От горячего бульона лицо Таксынбая сделалось мокрым. Он сел рядом с полковником, вытер лоб рукавом и был готов слушать. Но прежде советник отослал своего охранника: «Погуляй, у нас есть разговор». И тот удалился к поварам, которые мыли посуду прямо в казане.
– Таксынбай, – тихо заговорил советник, – этой ночью надо будет лишить жизни дервишей. Это приказ эмира. Почему и зачем, сам догадаешься. Мне и самому это неприятно, но…
– Раз эмир решил их казнить, значит, так нужно. Правителю виднее.
– Вот именно, он должен думать о благополучии миллионов бухарцев, а уж затем о судьбе отдельных людей. Так следует рассуждать государственным мужам, – успокоил себя советник.
– Мне ясно: казна Бухары превыше всего, даже верного слуги.
– Сделай это бесшумно, когда они спокойно лягут спать. Но будь с ними осторожен: Даврон не такой уж простой человек, каким кажется. Недавно он подходил ко мне. Сказал, что желает ехать в свой кишлак к какому-то лекарю для лечения. Мне думается, это его уловка, чтобы сообщить своей родне о пещере.
– Точно, он хитрит. В этом я не сомневаюсь. Как-то наш эмир сказал мне, что Даврон очень богат, хотя является дервишем.
– Все должно случится, когда дервиши будут в глубоком сне. Тела закопайте подальше, а утром солдатам скажете, что Даврон с помощником отправились в свой кишлак на лечение его раны.

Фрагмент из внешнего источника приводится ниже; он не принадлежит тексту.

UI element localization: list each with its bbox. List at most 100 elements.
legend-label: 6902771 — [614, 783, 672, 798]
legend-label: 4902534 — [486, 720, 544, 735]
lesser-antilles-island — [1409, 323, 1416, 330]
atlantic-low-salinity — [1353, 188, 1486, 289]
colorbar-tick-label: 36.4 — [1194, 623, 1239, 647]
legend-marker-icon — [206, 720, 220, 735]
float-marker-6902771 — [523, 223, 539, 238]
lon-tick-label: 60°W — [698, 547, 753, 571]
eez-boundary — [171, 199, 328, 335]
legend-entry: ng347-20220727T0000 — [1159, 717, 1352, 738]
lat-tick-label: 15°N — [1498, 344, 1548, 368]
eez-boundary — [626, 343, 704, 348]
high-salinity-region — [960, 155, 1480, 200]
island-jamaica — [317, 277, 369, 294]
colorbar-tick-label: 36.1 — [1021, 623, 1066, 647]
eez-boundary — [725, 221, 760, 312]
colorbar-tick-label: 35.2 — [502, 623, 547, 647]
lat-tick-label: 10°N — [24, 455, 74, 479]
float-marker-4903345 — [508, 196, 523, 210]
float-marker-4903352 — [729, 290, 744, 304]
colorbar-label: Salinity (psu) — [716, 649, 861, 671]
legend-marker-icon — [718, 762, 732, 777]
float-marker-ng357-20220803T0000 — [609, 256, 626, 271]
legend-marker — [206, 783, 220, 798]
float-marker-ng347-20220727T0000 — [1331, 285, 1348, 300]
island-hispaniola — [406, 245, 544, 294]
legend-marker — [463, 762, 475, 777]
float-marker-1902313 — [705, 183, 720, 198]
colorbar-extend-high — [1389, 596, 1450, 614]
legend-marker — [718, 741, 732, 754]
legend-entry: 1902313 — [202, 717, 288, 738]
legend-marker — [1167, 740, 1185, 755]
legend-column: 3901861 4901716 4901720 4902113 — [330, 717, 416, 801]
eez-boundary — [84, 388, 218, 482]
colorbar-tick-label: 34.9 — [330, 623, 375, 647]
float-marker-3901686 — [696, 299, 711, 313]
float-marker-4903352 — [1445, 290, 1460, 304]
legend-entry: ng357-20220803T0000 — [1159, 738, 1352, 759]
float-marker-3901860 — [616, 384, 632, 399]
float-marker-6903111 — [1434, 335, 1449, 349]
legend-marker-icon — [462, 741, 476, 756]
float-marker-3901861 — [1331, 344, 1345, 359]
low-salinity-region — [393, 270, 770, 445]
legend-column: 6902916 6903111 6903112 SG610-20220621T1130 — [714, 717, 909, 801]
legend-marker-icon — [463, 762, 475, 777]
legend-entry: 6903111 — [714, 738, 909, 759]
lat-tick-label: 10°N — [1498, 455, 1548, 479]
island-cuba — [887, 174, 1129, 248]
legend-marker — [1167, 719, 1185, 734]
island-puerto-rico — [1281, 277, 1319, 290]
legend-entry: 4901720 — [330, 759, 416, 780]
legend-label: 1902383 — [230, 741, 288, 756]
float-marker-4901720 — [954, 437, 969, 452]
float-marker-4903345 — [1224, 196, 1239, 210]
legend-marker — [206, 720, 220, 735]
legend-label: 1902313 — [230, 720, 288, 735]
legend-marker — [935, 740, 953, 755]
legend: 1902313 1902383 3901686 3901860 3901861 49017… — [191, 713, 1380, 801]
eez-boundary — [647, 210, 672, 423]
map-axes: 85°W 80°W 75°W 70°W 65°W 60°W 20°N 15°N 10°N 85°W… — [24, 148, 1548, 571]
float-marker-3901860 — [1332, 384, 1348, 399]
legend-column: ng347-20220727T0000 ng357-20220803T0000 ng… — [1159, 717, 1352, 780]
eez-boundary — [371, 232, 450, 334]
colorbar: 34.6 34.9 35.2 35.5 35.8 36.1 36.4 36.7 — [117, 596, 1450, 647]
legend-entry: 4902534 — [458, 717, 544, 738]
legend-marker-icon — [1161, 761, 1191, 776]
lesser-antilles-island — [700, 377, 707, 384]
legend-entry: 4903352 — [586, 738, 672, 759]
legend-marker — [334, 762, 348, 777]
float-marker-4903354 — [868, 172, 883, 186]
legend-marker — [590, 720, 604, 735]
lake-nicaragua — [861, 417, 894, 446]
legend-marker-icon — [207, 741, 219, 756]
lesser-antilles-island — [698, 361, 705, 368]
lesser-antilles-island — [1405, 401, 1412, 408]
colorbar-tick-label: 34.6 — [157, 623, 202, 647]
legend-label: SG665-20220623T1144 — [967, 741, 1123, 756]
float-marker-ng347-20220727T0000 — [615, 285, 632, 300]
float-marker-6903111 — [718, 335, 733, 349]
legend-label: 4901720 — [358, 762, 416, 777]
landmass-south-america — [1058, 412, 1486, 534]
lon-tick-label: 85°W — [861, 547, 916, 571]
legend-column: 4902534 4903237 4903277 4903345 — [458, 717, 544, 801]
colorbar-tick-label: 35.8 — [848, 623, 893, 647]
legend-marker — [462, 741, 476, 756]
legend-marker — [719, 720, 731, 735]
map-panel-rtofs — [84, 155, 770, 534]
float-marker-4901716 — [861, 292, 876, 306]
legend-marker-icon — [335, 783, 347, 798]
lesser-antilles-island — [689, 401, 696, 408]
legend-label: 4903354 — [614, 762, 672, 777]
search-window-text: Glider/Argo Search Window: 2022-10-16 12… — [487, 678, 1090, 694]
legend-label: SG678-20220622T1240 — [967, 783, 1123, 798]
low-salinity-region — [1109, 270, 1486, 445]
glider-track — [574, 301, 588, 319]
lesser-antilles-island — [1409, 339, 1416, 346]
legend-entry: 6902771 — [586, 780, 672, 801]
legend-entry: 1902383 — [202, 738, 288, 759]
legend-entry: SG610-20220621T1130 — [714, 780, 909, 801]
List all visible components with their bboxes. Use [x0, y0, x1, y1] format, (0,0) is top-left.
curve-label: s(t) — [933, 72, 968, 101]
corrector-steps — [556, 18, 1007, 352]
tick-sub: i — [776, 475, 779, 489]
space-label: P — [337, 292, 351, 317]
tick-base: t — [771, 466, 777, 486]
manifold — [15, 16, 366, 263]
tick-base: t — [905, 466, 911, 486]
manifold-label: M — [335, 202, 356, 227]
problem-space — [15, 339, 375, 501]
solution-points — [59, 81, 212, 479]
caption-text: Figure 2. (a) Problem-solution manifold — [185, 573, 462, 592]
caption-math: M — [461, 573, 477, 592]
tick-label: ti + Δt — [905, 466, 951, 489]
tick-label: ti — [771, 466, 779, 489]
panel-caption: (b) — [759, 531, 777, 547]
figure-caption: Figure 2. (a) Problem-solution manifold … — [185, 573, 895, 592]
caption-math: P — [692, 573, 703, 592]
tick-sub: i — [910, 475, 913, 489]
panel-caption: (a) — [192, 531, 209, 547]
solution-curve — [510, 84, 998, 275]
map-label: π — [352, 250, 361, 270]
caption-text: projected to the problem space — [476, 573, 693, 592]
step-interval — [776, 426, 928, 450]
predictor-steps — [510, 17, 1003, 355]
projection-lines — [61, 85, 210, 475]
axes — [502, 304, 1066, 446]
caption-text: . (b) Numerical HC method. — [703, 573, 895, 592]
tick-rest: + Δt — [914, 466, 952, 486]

– Воля нашего государя будет исполнена!
И командир зашагал к солдатам под большой навес. На лице Таксынбая была улыбка: «Наконец-то справедливость восторжествовала, да будет славен эмир! Каждый бродяга должен знать свое место, он не может быть выше господ благородных кровей. Разве мыслимо, чтоб оборванец стоял выше, чем начальник его личной охраны, тем более мой отец долгие годы был главным министром Бухарского эмирата!»
Когда Таксынбай ушел, Николаев окинул взглядом бескрайнюю степь. И ему вспомнилось, как перед уходом каравана из Бухары они с эмиром обсуждали судьбу Даврона. Это происходило в его кабинете. Алимхан сидел за большим столом, где красовались изящные вещички из цветного стекла и золото.
– Поверь, друг мой, – тяжело вздохнул эмир, – я делаю это с огромным сожалением, давая тебе такое поручение. Хотя Даврон мой верный слуга, и все же он человек и наделен мирскими слабостями. И самое главное, казна Бухары стоит намного больше, чем жизнь слуги.
– Я не эмир, и мне трудно судить об этом.
Говоря такие слова, Николаев невольно задумался о себе: «Ведь я тоже буду знать место казны, как и Даврон, не ждет ли и меня такая же участь? Чем я лучше этого дервиша? Да, мы хорошие друзья, и он доверяет мне, но этого недостаточно. Иногда интересы страны оказываются превыше всего, и эмир сам в этом признался. Что же делать? Может, отказаться? Но я уже дал согласие, и идти на попятную как-то стыдно, будто я трус. А может, эмир не собирается убирать меня, ведь скоро я буду нужен ему? Кто будет защищать стены Бухары от большевиков. Нет, сейчас он меня не тронет. Но это может случиться позже. Вот тогда я сбегу с Натальей. Но прежде я получу награду от эмира – не меньше десяти килограммов золота».